For many years, studies on the regulation of gene expression have focused on the control of transcription, thinking that once the gene was expressed as mRNA it would be translated and when its time was up it would simply be degraded in the cytoplasm. However, recent years have seen increasing interest in mechanisms involved in the post-transcriptional regulation of gene expression. An important aspect of this explosion in interest has been the discovery of RNA interference (RNAi). 

Discovered in 1998, RNA interference (RNAi) has represented the major technological advance in Molecular Biology since the discovery of PCR. In 2006, the Nobel Prize in Physiology or Medicine was awarded to Andrew Fire and Craig Mellow for their discovery of RNA interference. RNA interference is a mechanism of gene silencing at the mRNA level. This phenomemon is triggered by small interfering (si)RNAs and micro (mi)RNAs. These regulatory molecules belong to the growing class of small non-coding RNAs. siRNAs and miRNAs are capable of inhibiting gene expression by either directing the degradation of homologous mRNA targets or inducing the repression of translation of mRNA targets which have incomplete complementarity.

siRNA: small but so efficient

The easiest and most efficient way to achieve RNAi is to use synthetic small interfering RNAs (siRNA). Standard siRNAs are duplexes of short mixed oligonucleotides. These are typically made of 19 RNA nucleotides with symmetric 2 nucleotides (usually DNA bases) 3’ overhangs. 
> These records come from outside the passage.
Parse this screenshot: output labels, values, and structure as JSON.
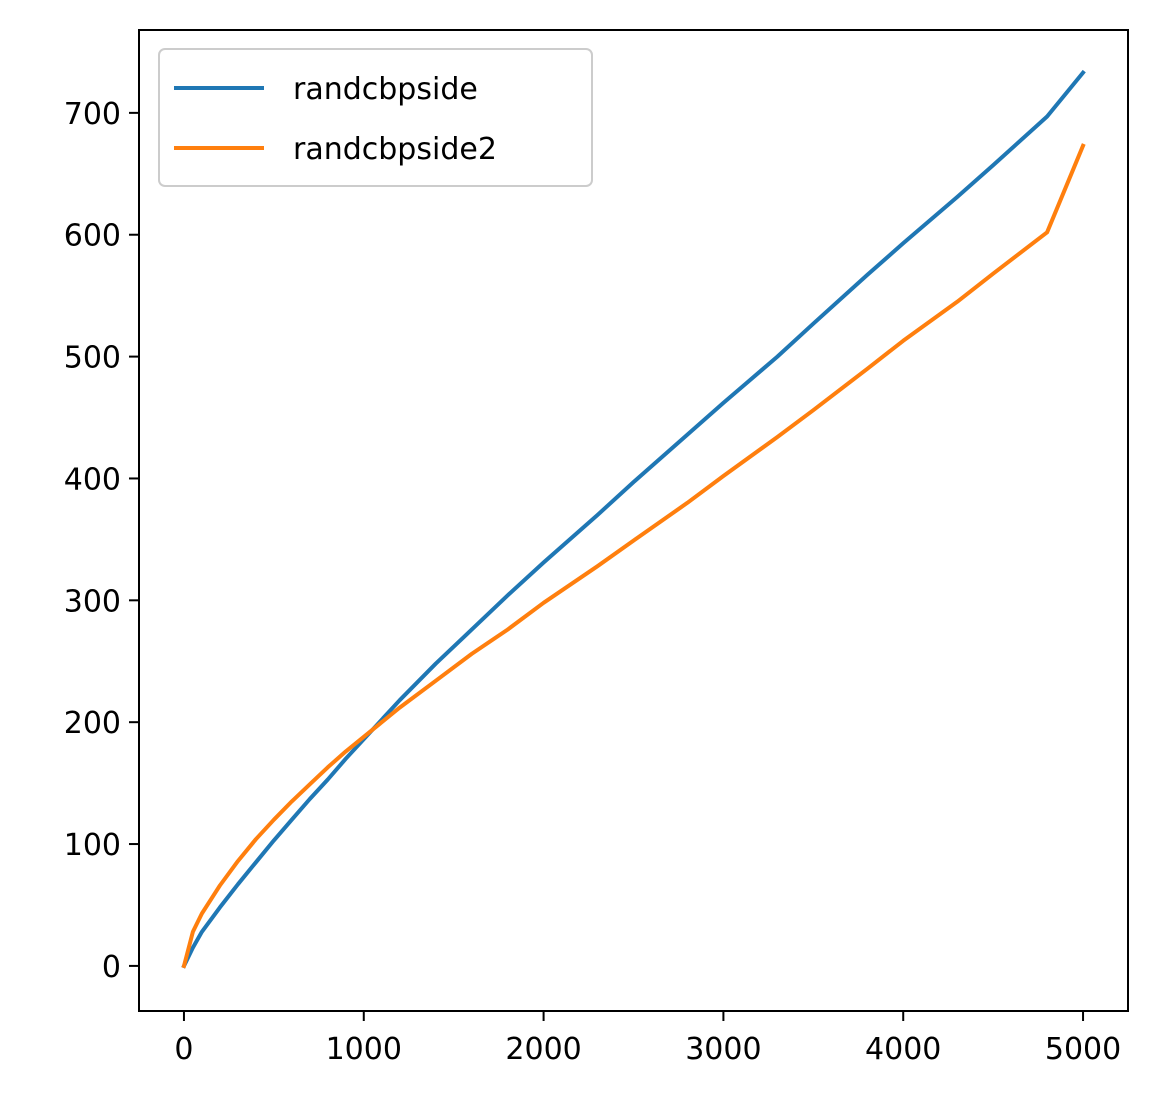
{
  "chart_data": {
    "type": "line",
    "title": "",
    "xlabel": "",
    "ylabel": "",
    "xlim": [
      -250,
      5250
    ],
    "ylim": [
      -37,
      768
    ],
    "xticks": [
      0,
      1000,
      2000,
      3000,
      4000,
      5000
    ],
    "yticks": [
      0,
      100,
      200,
      300,
      400,
      500,
      600,
      700
    ],
    "grid": false,
    "legend_position": "upper-left",
    "series": [
      {
        "name": "randcbpside",
        "color": "#1f77b4",
        "x": [
          0,
          50,
          100,
          200,
          300,
          400,
          500,
          600,
          700,
          800,
          900,
          1000,
          1200,
          1400,
          1600,
          1800,
          2000,
          2300,
          2500,
          2800,
          3000,
          3300,
          3500,
          3800,
          4000,
          4300,
          4500,
          4800,
          5000
        ],
        "y": [
          0,
          15,
          28,
          48,
          67,
          85,
          103,
          120,
          137,
          153,
          170,
          186,
          218,
          248,
          276,
          304,
          331,
          370,
          397,
          436,
          462,
          500,
          527,
          567,
          593,
          631,
          657,
          697,
          733
        ]
      },
      {
        "name": "randcbpside2",
        "color": "#ff7f0e",
        "x": [
          0,
          50,
          100,
          200,
          300,
          400,
          500,
          600,
          700,
          800,
          900,
          1000,
          1200,
          1400,
          1600,
          1800,
          2000,
          2300,
          2500,
          2800,
          3000,
          3300,
          3500,
          3800,
          4000,
          4300,
          4500,
          4800,
          5000
        ],
        "y": [
          0,
          28,
          43,
          66,
          86,
          104,
          120,
          135,
          149,
          163,
          176,
          188,
          212,
          234,
          256,
          276,
          298,
          328,
          349,
          380,
          402,
          434,
          456,
          490,
          513,
          545,
          568,
          602,
          673
        ]
      }
    ]
  }
}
Until recently, in vitro knock-down of genes was technically troublesome and time-consuming for many species. In this context, the discovery of siRNA-mediated RNA interference (RNAi) appeared as a ray of sun in a gloomy Sunday. RNAi is a new strategy of sequence-specific gene silencing at the post-transcriptional level. This phenomenon occurs when double-stranded RNA (dsRNA) are introduced into a cell. RNAi has been first successfully applied for disruption of gene transcripts in C. elegans and D. melanogaster. 

In these organisms, RNAi is induced by introducing long dsRNA complementary to the target mRNA to be degraded. dsRNA are cleaved into short 21-25 nucleotides small interfering RNAs (siRNAs), by a ribonuclease known as Dicer. The siRNAs then interact with protein components to form an RNA-induced silencing complex (RISC). Activated RISC binds to complementary transcript by base pairing interactions between the siRNA antisense strand and the mRNA to cleave it, so promoting mRNA degradation and gene silencing. In mammalian cells and organisms, however, introducing dsRNA longer than 30 base pairs (bp) also activates a potent antiviral response (bystander activation of DNA dependent protein-kinase (PKR) that shuts down all protein expression (1). The introduction of 19 or 21 bp duplex RNA with 2 bases (preferably DNA) 3’ overhangs, namely, small interfering RNA (siRNA), into mammalian cells have been shown by various authors to effectively bypass the antiviral response and specifically silence gene expression sequence (2,3,4,5). An artificial RNAi method is therefore suitable for mammals. 

Virtually, any gene can be targeted by RNA interference! RNAi methods based on synthetic siRNA require minimal time and labor; therefore, mammalian gene knockdown by RNAi becomes more and more popular.